Even through the hazy desire to outdrink your normal habits, a few New Years became notorious for a variety of differing reasons. One of the first Austin new years I remember was a house party. It was across town at the house in front of my shared painting studio. I took a raglan baseball shirt and painted an ‘03’ in a varsity font on the back, ala a beer league softball jersey. I ran into friends I hadn’t seen for years from another city, met a slew of new folks and had a great time. The hosts ensured everybody was well liquored up. Various groups splintered off to try out their various drugs, but I just kept drinking and laughing. 

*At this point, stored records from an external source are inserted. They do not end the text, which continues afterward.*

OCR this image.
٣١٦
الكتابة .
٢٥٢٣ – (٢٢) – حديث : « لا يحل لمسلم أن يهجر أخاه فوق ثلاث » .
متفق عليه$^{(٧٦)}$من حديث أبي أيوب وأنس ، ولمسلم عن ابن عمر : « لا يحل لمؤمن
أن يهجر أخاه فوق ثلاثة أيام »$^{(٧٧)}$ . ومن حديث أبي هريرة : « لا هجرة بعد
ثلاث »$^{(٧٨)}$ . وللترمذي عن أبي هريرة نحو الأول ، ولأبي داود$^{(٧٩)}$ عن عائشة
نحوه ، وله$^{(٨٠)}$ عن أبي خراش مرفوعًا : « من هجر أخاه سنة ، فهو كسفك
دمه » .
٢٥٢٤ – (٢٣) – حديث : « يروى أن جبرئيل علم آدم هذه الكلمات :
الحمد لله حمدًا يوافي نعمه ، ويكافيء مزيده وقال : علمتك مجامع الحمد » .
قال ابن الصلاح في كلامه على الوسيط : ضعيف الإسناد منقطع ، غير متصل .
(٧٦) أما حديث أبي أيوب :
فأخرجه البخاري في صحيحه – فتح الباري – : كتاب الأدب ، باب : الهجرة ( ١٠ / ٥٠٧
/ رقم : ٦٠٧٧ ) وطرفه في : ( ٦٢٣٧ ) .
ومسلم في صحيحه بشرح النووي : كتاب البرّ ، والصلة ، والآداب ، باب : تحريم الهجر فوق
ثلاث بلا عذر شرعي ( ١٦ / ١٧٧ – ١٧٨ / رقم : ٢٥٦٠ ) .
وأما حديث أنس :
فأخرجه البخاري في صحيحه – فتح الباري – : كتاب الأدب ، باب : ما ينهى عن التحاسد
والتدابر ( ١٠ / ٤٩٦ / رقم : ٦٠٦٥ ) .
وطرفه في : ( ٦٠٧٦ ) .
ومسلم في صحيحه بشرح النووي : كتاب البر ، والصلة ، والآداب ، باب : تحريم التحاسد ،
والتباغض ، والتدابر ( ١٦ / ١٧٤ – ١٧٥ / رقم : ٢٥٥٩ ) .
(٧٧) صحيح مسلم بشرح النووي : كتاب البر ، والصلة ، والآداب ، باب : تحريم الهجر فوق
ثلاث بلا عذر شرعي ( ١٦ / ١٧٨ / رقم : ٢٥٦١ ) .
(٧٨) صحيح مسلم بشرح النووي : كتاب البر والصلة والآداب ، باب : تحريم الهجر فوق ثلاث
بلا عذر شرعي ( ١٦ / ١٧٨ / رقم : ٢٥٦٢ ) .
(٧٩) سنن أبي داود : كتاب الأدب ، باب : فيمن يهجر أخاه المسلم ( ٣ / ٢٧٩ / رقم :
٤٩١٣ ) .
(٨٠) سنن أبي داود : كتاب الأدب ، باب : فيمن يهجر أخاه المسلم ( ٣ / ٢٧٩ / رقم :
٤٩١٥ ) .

As the night started to fade into those uncomfortable hours well past closing times and before dusk. Accordingly, I realized I was done. It was time to make my unannounced exit and walk the seven or eight miles home. Being Austin, frigid freezing temps never really were a factor on New Years, so it seemed like a reasonable proposition. I headed out, in the days before uber and without today’s insane reliance on phones. I ventured through, arriving on the cusp of the UT campus, meaning my final destination wasn’t too far off, but I was fading fast. 

The Journey Home

Realizing the seven mile journey was a bit too much, I started taking stock of alternatives. Fortunately, there was a quiet, fenced in field nearby. It looked just out of the way enough to seem like a safe resting spot for a few hours. I hopped the fence and meandered off towards the edge of the field. It was an attempt to not be 100% obvious, and curled up to sleep off the excesses. 

Sometime after dawn broke, I awoke, my raglan shirt surprisingly providing enoough heat throughout the evening.  As I rolled over to clear my head and take stock of my situation, I took a deep breath, the first of 2003. There was a little plaque in the ground, and I quickly put things together. I spent my first night of the year in the paupers’ graveyard. Well, a burial ground for not exactly paupers, but the cemetery for the Austin State Hospital. This was where countless mentally ill and infirmed were buried and left to wander since its opening in 1861. 

I walked off the remnants of my drunken poisoning and contemplated what exactly, was the ramifications of sleeping in a cemetery on New Years. While not wildly superstitious, I am careful not to upend the apple cart. I did not need to live with a curse. Was this a test like Cool Hand Luke having to dig and fill and dig his own grave? Would this be a spiritual rebirth, in three hours instead of three days? I was 28 at the time, so perhaps it was a spiritual nod to all the rock stars and artists who died at that age? The world never told me and all I have is the memory of waking up on a grave on New Year’s Day.